The voltage optimizations eliminated the need to overcompensate for unexpected voltage drops in the chip, known as “droop”. Droop is essentially wasted power, AMD executives explained. A second technique, known as adaptive voltage and frequency scaling (AVFS), also includes proprietary speed sensors, shich allows each APU to “adapt” to its own environment, and scale power accordingly—up to 30 percent.
Carrizo will be fully HSA 1.0 compliant, meaning that it will deliver on the Heterogenous Systems Architecture that AMD has talked about for some time. With HSA, the GPU can also be tapped to perform compute functions, which the company claims will deliver far more performance than the speed increases from moving to finer CPU manufacturing technologies alone. AMD has also integrated an ARM security processor, which AMD calls AMD Secure Processor.
HSA integration will help the chip reach 3.5 times the transcode performance of Kaveri, AMD said. It will support H.265 video encoding.
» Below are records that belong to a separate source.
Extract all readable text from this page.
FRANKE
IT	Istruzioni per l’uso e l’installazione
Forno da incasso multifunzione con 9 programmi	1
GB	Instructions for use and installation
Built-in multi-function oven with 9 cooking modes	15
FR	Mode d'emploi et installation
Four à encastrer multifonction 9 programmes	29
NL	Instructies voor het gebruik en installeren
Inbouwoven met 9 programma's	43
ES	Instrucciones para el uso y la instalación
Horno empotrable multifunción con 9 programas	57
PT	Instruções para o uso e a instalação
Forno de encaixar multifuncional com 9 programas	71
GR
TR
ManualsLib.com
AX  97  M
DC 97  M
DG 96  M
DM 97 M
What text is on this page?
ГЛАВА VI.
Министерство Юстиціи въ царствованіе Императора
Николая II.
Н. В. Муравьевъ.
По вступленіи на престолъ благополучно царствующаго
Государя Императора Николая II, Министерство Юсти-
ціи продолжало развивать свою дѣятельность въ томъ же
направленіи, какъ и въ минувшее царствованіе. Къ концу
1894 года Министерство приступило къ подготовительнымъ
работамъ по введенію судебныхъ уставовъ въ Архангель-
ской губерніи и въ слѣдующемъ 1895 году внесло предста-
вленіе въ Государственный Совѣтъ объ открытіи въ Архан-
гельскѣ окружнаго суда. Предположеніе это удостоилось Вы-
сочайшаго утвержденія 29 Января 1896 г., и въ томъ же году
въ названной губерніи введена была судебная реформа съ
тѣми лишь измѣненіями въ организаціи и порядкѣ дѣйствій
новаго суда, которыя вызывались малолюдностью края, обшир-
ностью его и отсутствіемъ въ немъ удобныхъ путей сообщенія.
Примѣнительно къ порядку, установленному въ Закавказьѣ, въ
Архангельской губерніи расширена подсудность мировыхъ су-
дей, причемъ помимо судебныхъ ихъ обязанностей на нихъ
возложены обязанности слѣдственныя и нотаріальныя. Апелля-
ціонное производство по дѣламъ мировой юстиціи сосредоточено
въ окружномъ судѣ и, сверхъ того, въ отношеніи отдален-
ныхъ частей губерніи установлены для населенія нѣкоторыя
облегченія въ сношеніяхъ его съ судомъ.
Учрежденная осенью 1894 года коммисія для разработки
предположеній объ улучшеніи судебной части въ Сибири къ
Rival Intel and a number of other chip makers will also speak at the ISSCC, which has increasingly catered to not only microprocessors but the embedded controllers and bus technologies that complement them and keep them fed with data. Intel, for its part, said it was confident that Moore’s Law, the guiding principle of the semiconductor industry, would continue on track for at least two more generations of manufacturing technology.
Why this matters: While it’s unclear what the final power consumption and performance of the Carrizo chip will be, it seems apparent that AMD believes that each of these power-saving techniques will contribute substantially to reducing the overall power. In speaking with Naffziger, it’s obvious that AMD will continue to pursue its strategy of what might be called “design judo,” using design techniques to overcome the manufacturing clout of its rival Intel. The real question will be the balance of performance per watt: will Carrizo’s performance be good enough that customers will prize its low power consumption? Or will Carrizo be seen as a low-end, inexpensive chip?